Was it hard to leave the stage behind?
While I was on tour, I was saying to myself, I’m just too bright for this running around the world, begging people to love me as a recording artist. Because that’s kind of how it feels when you’re on stage: ‘Hey, love me!’ So, I made a pact to myself that that was going to be my last tour and I was going to become a studio rat.
How did you get involved with Bad Boy?
After Paul and Kalif I left Sound Ideas, and I was in the world of freelance audio engineering. I bumped into this guy named Dr. Seuss: Chad Elliott. He was a junior partner with the Swing mob, DeVante Swing and Jodeci. I started working with Jodeci in 1990 on Diary of a Mad Band, and their A&R person was Puffy at Uptown Records. And when Jodeci went to Rochester around ’93, ’94, and they took the whole group with them, including Timbaland and Missy Elliott, and they left me in New York, Puffy approaches me and says, ‘Do you want to work with me?’ And that was the beginning of 10, 11 years of working with Notorious B.I.G., Craig Mack, 112, Black Rob, Mary J. Blige, Faith Evans, Total, G. Dep, the whole Bad Boy roster.
You didn’t miss being an artist?
Some of my motivation for my move from the stage into the studio rat thing was I didn’t feel respected as an artist. The conversations with my record company were conversations with Tony Rose. They weren’t being had with me. I felt that I’m too intelligent to not have that kind of audience with the record label. And once I started doing the audio engineering thing, I started making a hundred times the money I was making with Prince Charles and the City Beat Band.
And I didn’t have to be pigeonholed into just being a funk artist. I could work on a hip hop act. I could work on a pop act. I could work on work on R&B, on some French hip hop. I could do so many different things. I could do so many different things from the engineering and producer’s chair that I wasn’t able to do from the artist producer chair. And like I say, this was a pivotal time in music. In 1983, ’84, ’85, a musician didn’t become a rapper. No, you’re either a musician or a rapper. Even though I tried to rap. You know that I rapped on ‘Tight Jeans’ and ‘Don’t Fake the Funk’. But it was just rapping as exploration, like George Duke explores funk or Herbie Hancock explores turntablism.
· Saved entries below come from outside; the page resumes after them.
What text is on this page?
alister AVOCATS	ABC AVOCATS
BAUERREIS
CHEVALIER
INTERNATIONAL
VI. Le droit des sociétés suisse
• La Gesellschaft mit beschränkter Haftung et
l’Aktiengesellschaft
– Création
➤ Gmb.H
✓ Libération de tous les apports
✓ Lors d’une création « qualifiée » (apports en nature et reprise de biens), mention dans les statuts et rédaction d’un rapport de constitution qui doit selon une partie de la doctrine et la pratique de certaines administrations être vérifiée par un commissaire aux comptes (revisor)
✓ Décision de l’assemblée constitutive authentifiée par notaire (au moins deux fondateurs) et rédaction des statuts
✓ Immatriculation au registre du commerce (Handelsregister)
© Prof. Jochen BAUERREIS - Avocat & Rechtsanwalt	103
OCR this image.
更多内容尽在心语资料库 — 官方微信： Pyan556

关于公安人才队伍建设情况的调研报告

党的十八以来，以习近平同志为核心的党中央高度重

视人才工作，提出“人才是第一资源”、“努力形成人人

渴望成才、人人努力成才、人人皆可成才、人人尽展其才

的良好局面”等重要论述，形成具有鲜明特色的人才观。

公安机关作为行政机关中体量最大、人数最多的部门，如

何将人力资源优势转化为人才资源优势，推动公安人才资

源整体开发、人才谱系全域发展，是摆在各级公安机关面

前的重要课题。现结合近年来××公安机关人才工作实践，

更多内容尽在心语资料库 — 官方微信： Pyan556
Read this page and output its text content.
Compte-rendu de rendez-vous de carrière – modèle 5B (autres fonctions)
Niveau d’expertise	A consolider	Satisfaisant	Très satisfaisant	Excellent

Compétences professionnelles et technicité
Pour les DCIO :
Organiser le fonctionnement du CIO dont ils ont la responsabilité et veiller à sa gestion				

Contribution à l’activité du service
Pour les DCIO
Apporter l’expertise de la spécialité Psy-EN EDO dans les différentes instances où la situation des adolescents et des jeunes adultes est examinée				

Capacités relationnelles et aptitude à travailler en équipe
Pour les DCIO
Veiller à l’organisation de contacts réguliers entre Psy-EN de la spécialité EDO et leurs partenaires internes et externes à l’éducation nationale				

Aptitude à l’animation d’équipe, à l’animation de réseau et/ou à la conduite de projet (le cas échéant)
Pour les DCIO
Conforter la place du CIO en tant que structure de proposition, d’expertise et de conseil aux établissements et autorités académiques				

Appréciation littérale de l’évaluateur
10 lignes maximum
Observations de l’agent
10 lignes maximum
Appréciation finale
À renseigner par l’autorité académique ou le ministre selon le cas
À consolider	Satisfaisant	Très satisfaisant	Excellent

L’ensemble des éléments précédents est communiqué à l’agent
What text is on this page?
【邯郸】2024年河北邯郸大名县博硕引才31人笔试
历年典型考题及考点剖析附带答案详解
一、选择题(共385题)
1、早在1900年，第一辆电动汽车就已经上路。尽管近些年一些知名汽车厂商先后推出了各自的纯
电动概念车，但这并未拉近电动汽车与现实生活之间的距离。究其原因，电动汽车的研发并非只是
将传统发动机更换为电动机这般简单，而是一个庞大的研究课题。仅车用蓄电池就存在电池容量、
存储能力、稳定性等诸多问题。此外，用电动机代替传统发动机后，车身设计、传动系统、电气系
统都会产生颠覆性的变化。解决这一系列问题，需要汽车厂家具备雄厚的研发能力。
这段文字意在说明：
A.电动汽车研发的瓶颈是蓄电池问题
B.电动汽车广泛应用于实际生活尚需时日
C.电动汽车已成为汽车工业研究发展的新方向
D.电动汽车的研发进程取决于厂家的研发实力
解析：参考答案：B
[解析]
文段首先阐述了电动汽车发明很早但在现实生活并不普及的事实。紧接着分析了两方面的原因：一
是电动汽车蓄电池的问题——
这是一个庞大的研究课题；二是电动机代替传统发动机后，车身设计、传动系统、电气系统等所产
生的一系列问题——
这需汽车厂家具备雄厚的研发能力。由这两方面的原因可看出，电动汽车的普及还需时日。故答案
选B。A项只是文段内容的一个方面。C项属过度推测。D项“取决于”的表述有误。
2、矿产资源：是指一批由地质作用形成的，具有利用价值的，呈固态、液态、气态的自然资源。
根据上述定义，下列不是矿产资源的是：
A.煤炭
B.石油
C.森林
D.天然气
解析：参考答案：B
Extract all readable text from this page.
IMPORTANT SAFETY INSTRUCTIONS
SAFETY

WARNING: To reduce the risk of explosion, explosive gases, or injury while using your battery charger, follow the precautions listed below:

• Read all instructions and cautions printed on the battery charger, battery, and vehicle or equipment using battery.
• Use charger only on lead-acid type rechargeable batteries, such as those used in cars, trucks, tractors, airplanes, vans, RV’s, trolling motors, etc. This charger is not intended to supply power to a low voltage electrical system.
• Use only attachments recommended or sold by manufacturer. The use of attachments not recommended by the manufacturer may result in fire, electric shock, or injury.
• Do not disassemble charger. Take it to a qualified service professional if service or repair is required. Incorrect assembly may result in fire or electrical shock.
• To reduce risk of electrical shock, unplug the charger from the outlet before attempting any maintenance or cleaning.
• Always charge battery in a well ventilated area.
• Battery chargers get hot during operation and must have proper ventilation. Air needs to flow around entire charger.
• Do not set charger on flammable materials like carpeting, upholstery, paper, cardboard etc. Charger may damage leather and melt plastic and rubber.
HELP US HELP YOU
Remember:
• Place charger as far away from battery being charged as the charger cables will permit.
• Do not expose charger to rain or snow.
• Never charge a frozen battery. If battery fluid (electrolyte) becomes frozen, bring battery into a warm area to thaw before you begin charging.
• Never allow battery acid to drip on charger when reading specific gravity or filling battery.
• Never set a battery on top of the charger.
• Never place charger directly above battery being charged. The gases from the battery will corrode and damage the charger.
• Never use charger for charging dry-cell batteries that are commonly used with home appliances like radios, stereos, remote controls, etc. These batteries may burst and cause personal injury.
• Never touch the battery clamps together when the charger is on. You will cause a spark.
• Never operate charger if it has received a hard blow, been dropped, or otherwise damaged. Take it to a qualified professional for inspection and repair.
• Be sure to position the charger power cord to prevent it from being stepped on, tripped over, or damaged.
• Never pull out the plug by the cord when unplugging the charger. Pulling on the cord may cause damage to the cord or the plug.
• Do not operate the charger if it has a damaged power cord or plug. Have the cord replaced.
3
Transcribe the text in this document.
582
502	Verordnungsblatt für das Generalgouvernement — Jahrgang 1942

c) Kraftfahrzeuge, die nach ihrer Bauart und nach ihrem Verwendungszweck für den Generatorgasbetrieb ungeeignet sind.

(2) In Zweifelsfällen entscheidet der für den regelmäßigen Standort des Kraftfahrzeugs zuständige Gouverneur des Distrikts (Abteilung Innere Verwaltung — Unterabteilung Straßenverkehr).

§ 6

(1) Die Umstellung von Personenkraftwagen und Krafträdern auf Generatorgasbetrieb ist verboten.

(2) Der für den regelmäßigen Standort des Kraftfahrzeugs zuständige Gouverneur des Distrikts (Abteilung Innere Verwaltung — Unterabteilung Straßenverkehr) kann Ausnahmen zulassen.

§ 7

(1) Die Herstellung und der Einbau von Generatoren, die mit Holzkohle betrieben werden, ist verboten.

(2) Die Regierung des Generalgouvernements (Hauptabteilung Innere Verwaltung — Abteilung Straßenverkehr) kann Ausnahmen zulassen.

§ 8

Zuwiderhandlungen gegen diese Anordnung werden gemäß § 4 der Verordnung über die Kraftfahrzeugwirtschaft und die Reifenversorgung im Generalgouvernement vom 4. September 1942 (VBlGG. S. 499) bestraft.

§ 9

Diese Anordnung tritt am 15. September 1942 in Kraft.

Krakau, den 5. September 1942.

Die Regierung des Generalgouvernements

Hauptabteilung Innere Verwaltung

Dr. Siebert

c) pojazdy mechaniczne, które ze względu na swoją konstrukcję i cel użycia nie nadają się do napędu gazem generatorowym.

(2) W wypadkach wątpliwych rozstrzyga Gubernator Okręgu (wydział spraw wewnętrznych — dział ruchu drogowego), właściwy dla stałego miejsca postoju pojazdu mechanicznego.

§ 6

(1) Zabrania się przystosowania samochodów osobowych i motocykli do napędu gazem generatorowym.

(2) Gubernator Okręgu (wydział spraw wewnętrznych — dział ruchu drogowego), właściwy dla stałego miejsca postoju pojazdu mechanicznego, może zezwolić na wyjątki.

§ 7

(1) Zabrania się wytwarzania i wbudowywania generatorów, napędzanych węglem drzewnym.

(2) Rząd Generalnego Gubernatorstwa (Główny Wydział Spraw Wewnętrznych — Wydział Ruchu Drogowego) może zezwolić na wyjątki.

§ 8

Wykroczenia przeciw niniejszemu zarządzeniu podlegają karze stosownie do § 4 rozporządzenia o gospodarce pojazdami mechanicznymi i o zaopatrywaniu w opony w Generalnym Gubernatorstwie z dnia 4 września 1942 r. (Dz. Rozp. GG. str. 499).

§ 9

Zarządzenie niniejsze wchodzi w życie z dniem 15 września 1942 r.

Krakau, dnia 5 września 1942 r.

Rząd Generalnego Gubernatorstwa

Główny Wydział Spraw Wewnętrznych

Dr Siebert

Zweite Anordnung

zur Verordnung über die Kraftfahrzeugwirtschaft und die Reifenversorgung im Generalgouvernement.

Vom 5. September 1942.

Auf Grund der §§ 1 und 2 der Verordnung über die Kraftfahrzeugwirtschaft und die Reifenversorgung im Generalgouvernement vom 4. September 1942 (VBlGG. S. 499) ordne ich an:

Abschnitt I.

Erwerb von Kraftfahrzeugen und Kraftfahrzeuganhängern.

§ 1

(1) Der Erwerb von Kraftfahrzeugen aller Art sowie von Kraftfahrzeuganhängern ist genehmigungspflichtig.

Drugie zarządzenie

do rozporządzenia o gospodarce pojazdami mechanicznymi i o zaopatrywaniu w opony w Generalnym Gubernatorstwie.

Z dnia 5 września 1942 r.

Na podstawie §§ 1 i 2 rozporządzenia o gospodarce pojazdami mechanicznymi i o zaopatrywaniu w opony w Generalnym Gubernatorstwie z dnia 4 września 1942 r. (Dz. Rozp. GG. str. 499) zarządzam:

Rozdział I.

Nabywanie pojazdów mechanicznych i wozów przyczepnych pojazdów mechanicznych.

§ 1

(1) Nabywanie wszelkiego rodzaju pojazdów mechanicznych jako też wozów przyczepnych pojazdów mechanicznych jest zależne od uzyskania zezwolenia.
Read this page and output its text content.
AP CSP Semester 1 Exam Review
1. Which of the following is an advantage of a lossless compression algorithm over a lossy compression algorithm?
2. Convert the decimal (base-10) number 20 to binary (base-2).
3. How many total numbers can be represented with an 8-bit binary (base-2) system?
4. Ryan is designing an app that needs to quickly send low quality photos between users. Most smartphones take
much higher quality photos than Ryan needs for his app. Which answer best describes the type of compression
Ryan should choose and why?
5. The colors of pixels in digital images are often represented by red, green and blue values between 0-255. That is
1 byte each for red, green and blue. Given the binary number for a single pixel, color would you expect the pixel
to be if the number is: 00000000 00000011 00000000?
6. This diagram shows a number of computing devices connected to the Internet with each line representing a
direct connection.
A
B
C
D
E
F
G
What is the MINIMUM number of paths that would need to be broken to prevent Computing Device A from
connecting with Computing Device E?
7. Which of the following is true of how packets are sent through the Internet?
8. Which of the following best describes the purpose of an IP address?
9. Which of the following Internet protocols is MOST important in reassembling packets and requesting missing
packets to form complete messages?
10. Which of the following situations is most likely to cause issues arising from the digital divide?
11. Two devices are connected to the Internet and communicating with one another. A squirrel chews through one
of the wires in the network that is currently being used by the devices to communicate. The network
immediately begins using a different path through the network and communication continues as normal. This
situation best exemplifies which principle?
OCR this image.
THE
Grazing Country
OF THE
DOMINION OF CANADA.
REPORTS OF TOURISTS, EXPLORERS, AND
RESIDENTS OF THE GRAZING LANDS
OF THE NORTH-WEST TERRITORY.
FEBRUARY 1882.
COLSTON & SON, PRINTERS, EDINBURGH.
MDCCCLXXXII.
I was just exploring. I didn’t live and breathe for hip hop. That was never the thing. Even when I was associated with Puffy.
I hate to burst people’s bubbles that think, ‘Well, you’re an artist and you do or die for art.’ I’m like, fuck that shit, I do and die to keep food on the table for Prince Charles. There are a lot of great musicians that in their later life didn’t have medical insurance and couldn’t take care of themselves. I will not be embarrassed because I’ve taken care of myself by stepping off of the stage. The stage was an illusion. Reality was, this fucking bill is not being paid. You know? You’re getting ready to be homeless. I just couldn’t go through that, so I had to figure out a way to balance my art and my creativity and my technology, which started with the Lyricon and my sense of business acumen. And that seemed to make more sense to me being behind the scenes as a producer and an engineer.